I would need some time to translate to English my files with my current ideas of algorithms, but there is barely anything. I noticed OAEP++ and saw some similarities to my ideas, but that's all. I am constantly failing to hold so many details in my head...

Here is my attempt.

62
0 + 0
SAI Peregrinus avatar
si flag
SAI Peregrinus
Requirements 2, 4, and the indistinguishability from random make this rather complex. I'd probably end up with something using Elligator for key hiding, Ristretto for key exchange & signature groups, and a sign-then-encrypt system where the plaintext is signed, then encrypted with an Authenticated Hedged Encryption with Associated Data scheme with the signing public key and a hash of the ephemeral secret key in the associated data. Pad with PADMÉ. That'd allow R to reject messages from anyone other than S, provide a random-looking message, etc.
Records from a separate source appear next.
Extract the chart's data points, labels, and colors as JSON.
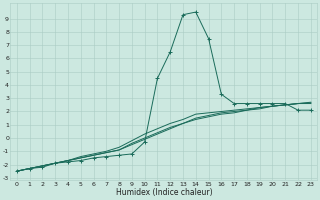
{
  "xlabel": "Humidex (Indice chaleur)",
  "bg_color": "#cce8e0",
  "line_color": "#1a6b5a",
  "grid_color": "#aaccc4",
  "xlim": [
    -0.5,
    23.5
  ],
  "ylim": [
    -3.2,
    10.2
  ],
  "xticks": [
    0,
    1,
    2,
    3,
    4,
    5,
    6,
    7,
    8,
    9,
    10,
    11,
    12,
    13,
    14,
    15,
    16,
    17,
    18,
    19,
    20,
    21,
    22,
    23
  ],
  "yticks": [
    -3,
    -2,
    -1,
    0,
    1,
    2,
    3,
    4,
    5,
    6,
    7,
    8,
    9
  ],
  "s1_x": [
    0,
    1,
    2,
    3,
    4,
    5,
    6,
    7,
    8,
    9,
    10,
    11,
    12,
    13,
    14,
    15,
    16,
    17,
    18,
    19,
    20,
    21,
    22,
    23
  ],
  "s1_y": [
    -2.5,
    -2.3,
    -2.2,
    -1.9,
    -1.8,
    -1.7,
    -1.5,
    -1.4,
    -1.3,
    -1.2,
    -0.3,
    4.5,
    6.5,
    9.3,
    9.5,
    7.5,
    3.3,
    2.6,
    2.6,
    2.6,
    2.6,
    2.6,
    2.1,
    2.1
  ],
  "s2_x": [
    0,
    1,
    2,
    3,
    4,
    5,
    6,
    7,
    8,
    9,
    10,
    11,
    12,
    13,
    14,
    15,
    16,
    17,
    18,
    19,
    20,
    21,
    22,
    23
  ],
  "s2_y": [
    -2.5,
    -2.3,
    -2.1,
    -1.9,
    -1.7,
    -1.5,
    -1.3,
    -1.1,
    -0.9,
    -0.5,
    -0.1,
    0.3,
    0.7,
    1.1,
    1.4,
    1.6,
    1.8,
    1.9,
    2.1,
    2.2,
    2.4,
    2.5,
    2.6,
    2.6
  ],
  "s3_x": [
    0,
    1,
    2,
    3,
    4,
    5,
    6,
    7,
    8,
    9,
    10,
    11,
    12,
    13,
    14,
    15,
    16,
    17,
    18,
    19,
    20,
    21,
    22,
    23
  ],
  "s3_y": [
    -2.5,
    -2.3,
    -2.1,
    -1.9,
    -1.7,
    -1.5,
    -1.3,
    -1.1,
    -0.9,
    -0.4,
    0.0,
    0.4,
    0.8,
    1.1,
    1.5,
    1.7,
    1.9,
    2.0,
    2.1,
    2.3,
    2.4,
    2.5,
    2.6,
    2.65
  ],
  "s4_x": [
    0,
    1,
    2,
    3,
    4,
    5,
    6,
    7,
    8,
    9,
    10,
    11,
    12,
    13,
    14,
    15,
    16,
    17,
    18,
    19,
    20,
    21,
    22,
    23
  ],
  "s4_y": [
    -2.5,
    -2.3,
    -2.1,
    -1.9,
    -1.7,
    -1.4,
    -1.2,
    -1.0,
    -0.7,
    -0.2,
    0.3,
    0.7,
    1.1,
    1.4,
    1.8,
    1.9,
    2.0,
    2.1,
    2.2,
    2.3,
    2.4,
    2.5,
    2.6,
    2.7
  ]
}
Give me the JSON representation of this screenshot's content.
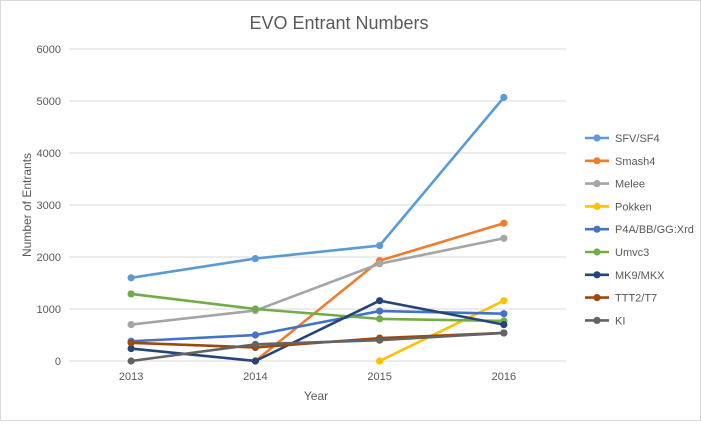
{
  "chart_data": {
    "type": "line",
    "title": "EVO Entrant Numbers",
    "xlabel": "Year",
    "ylabel": "Number of Entrants",
    "categories": [
      "2013",
      "2014",
      "2015",
      "2016"
    ],
    "ylim": [
      0,
      6000
    ],
    "yticks": [
      "0",
      "1000",
      "2000",
      "3000",
      "4000",
      "5000",
      "6000"
    ],
    "grid": true,
    "legend_position": "right",
    "series": [
      {
        "name": "SFV/SF4",
        "color": "#5B9BD5",
        "values": [
          1600,
          1970,
          2220,
          5070
        ]
      },
      {
        "name": "Smash4",
        "color": "#ED7D31",
        "values": [
          null,
          0,
          1930,
          2650
        ]
      },
      {
        "name": "Melee",
        "color": "#A5A5A5",
        "values": [
          700,
          970,
          1870,
          2360
        ]
      },
      {
        "name": "Pokken",
        "color": "#FFC000",
        "values": [
          null,
          null,
          0,
          1160
        ]
      },
      {
        "name": "P4A/BB/GG:Xrd",
        "color": "#4472C4",
        "values": [
          380,
          500,
          960,
          910
        ]
      },
      {
        "name": "Umvc3",
        "color": "#70AD47",
        "values": [
          1290,
          1000,
          810,
          770
        ]
      },
      {
        "name": "MK9/MKX",
        "color": "#264478",
        "values": [
          240,
          0,
          1160,
          700
        ]
      },
      {
        "name": "TTT2/T7",
        "color": "#9E480E",
        "values": [
          350,
          260,
          440,
          540
        ]
      },
      {
        "name": "KI",
        "color": "#636363",
        "values": [
          0,
          320,
          400,
          540
        ]
      }
    ]
  }
}
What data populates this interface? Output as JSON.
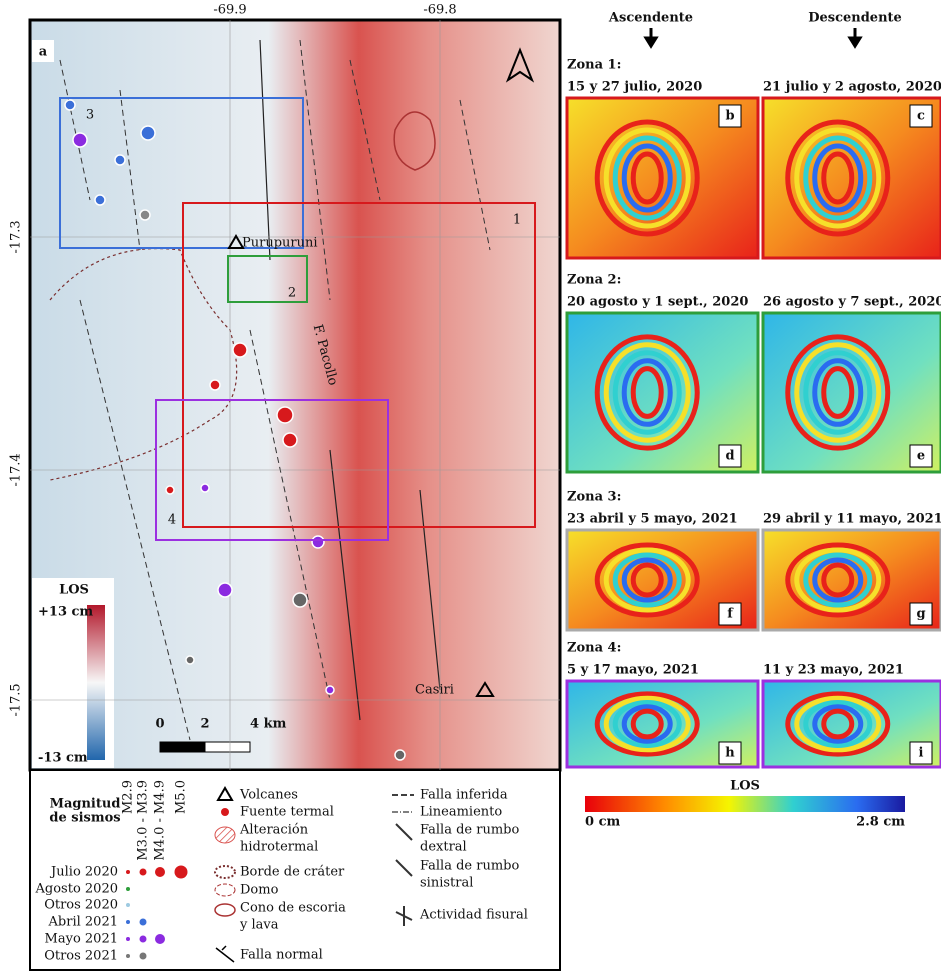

Very hard to get right though.
0
Reply
kodlu avatar
sa flag
kodlu
What is the difference between 2 and 4? Aren't they equivalent?
0
Reply
poncho avatar
my flag
poncho
If requirement 9 means 'linear time in the length of the plaintext' (which can be considerably shorter than the ciphertext), then there is a contradiction between that and 8. For 9 to be true, the decryptor cannot examine the entire ciphertext to determine the plaintext length; 8 asserts that modifying some ciphertext bits prevents anyone from learning anything about the plaintext (including the length); what if the bits that are modified aren't those examined when determining the plaintext length?
1
Reply
donaastor avatar
br flag
donaastor
@SAIPeregrinus Thank you a lot! That's a lot of insight that I will gladly take time to look at and come back to my task and this post readier.
0
Reply
donaastor avatar
br flag
donaastor
@kodlu Not really. In theory, one could be able to produce a ciphertext starting from something that is not plaintext and still be convinced that what he created is a proper ciphertext, but on the other hand be unable to produce ciphertext, starting from plaintext. So, 4 implies 2, but I am very unsure that 2 implies 4.
1
Reply
donaastor avatar
br flag
donaastor
@poncho You are right, my bad. I had a hard time writing last 3 properties, because I couldn't clearly see how to split info about the length apart from all other infos (like contents of the message). You noticed a contradiction in my first attempt, I will try to fix it now.
0
Reply
ธงชาติไทย
Elon Musk
I sit in a Tesla and translated this thread with Ai:

mangohost

Post an answer

Most people don’t grasp that asking a lot of questions unlocks learning and improves interpersonal bonding. In Alison’s studies, for example, though people could accurately recall how many questions had been asked in their conversations, they didn’t intuit the link between questions and liking. Across four studies, in which participants were engaged in conversations themselves or read transcripts of others’ conversations, people tended not to realize that question asking would influence—or had influenced—the level of amity between the conversationalists.